1Laboratory of Molecular Neuroscience, Kerman Neuroscience Research Center (KNRC), Kerman University of Medical Sciences, Kerman, Iran
2Department of Biology, Faculty of Sciences, Shahid Bahonar University of Kerman, Kerman, Iran
3MSc in Physiology, Laboratory of Molecular Neuroscience, Kerman Neuroscience Research Center (KNRC), Kerman University of Medical Sciences, Kerman, Iran
4BA Student in Physical Education, Department of Physical Education, Faculty of Physical Education and Sport Sciences, Shahid Bahonar University of Kerman, Kerman, Iran
Previous studies in humans and animals have reported that nicotine administration decreases body weight and caloric intake. Opiate and cigarette have been used concomitantly as drug abuse. The aim of the present study was, therefore, to analyze the effect of chronic co-administration of nicotine and morphine on food intake, body weight and on some feeding-associated peptides. All experiments were carried out on male Wistar rats. Animals were randomly assigned to the free-fed and pair-fed control groups, nicotine- and morphine-treated and nicotine plus morphine groups. Morphine sulfate (20 mg/kg for 14 days s.c.) and nicotine (4 mg/kg for 14 days i.p.) were injected to the rats. The serum levels of leptin and neuropeptide Y (NPY) were measured by enzyme immunosorbant assay and radioimmunoassay, respectively. The results showed that nicotine had a greater suppressing effect on total food intake than morphine alone or nicotine plus morphine.

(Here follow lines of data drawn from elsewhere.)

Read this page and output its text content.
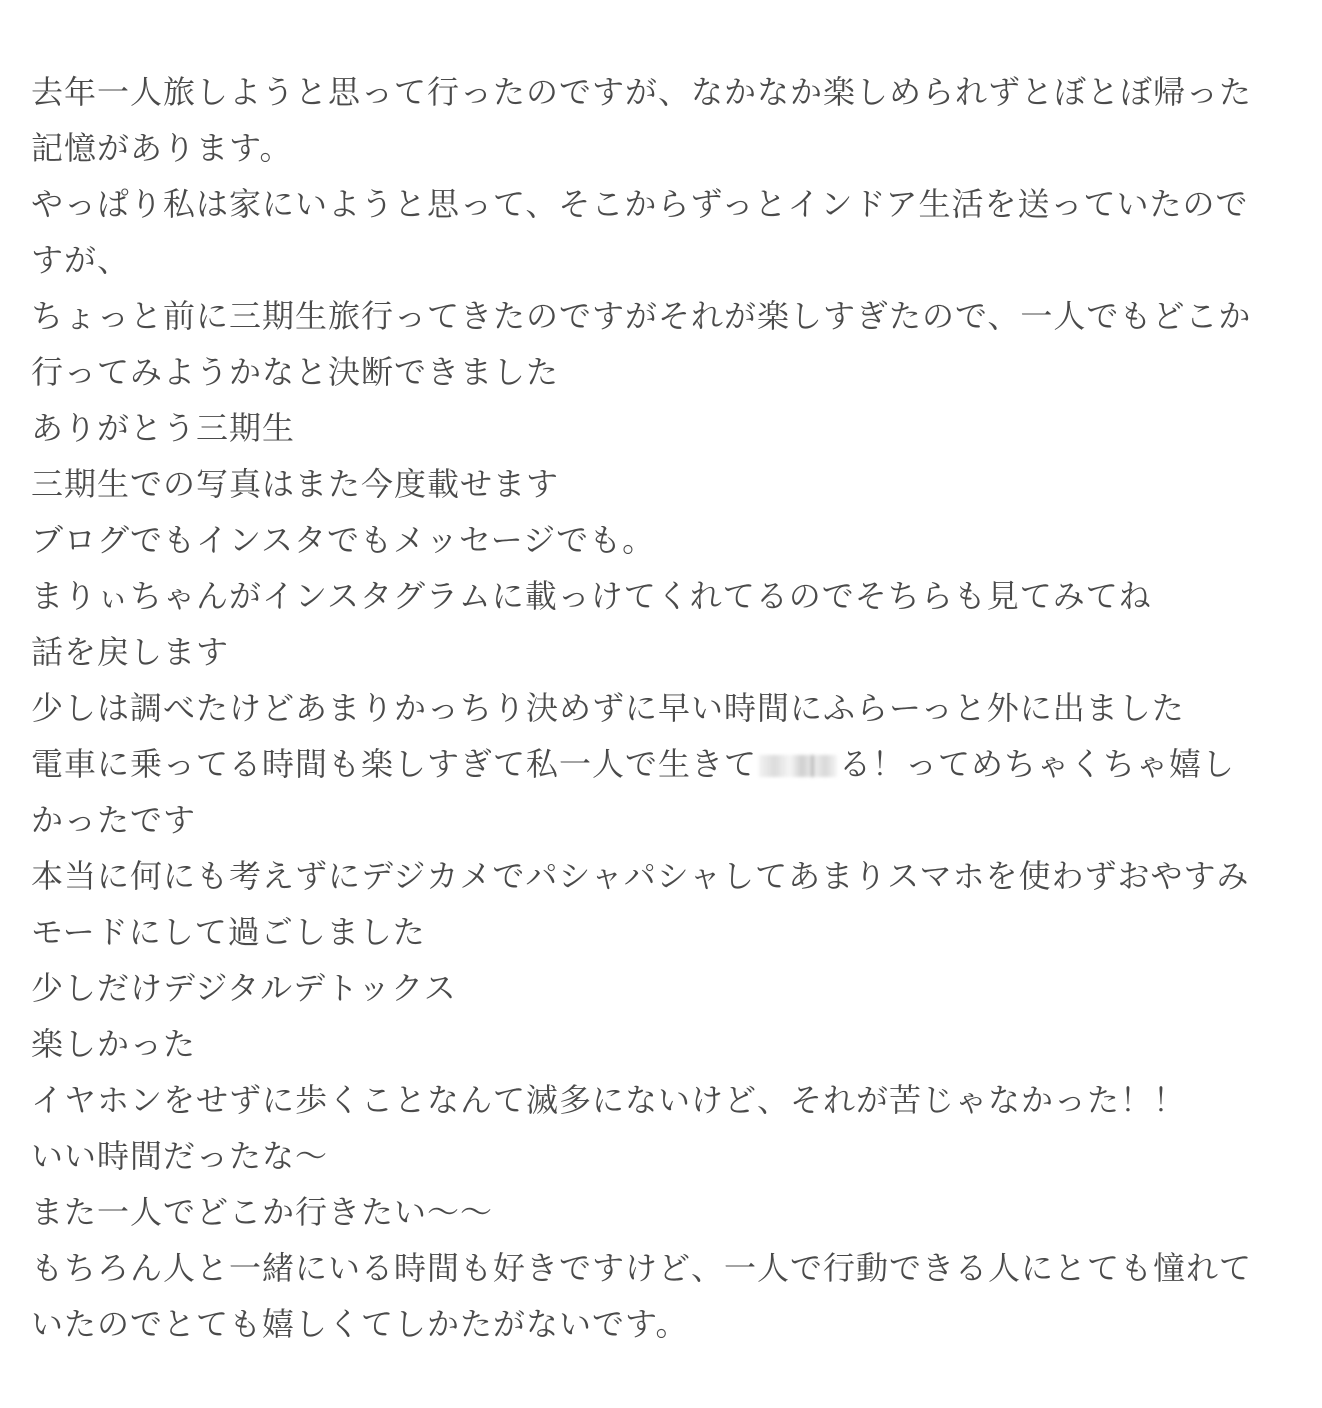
去年一人旅しようと思って行ったのですが、なかなか楽しめられずとぼとぼ帰った記憶があります。

やっぱり私は家にいようと思って、そこからずっとインドア生活を送っていたのですが、

ちょっと前に三期生旅行ってきたのですがそれが楽しすぎたので、一人でもどこか行ってみようかなと決断できました

ありがとう三期生

三期生での写真はまた今度載せます

ブログでもインスタでもメッセージでも。

まりぃちゃんがインスタグラムに載っけてくれてるのでそちらも見てみてね

話を戻します

少しは調べたけどあまりかっちり決めずに早い時間にふらーっと外に出ました

電車に乗ってる時間も楽しすぎて私一人で生きて	る！ってめちゃくちゃ嬉しかったです

本当に何にも考えずにデジカメでパシャパシャしてあまりスマホを使わずおやすみモードにして過ごしました

少しだけデジタルデトックス

楽しかった

イヤホンをせずに歩くことなんて滅多にないけど、それが苦じゃなかった！！

いい時間だったな〜

また一人でどこか行きたい〜〜

もちろん人と一緒にいる時間も好きですけど、一人で行動できる人にとても憧れていたのでとても嬉しくてしかたがないです。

Furthermore, chronic injection of nicotine significantly decreased body weight as compared with before injection, while body weight changes were not observed in morphine-treated rats. The mean body weight in the morphine-treated rats was lower than that in the free-fed control animals. The serum level of NPY was decreased just in the nicotine-injected group. A significant decrease in leptin levels was observed in the drug treated and pair-fed groups. In conclusion, morphine modulates the decreasing effect of nicotine on food intake, and it seems that the mechanism underlying the attenuating effects of morphine on the nicotine effects involves mediation, at least in part, by preventing the effect of nicotine on NPY levels.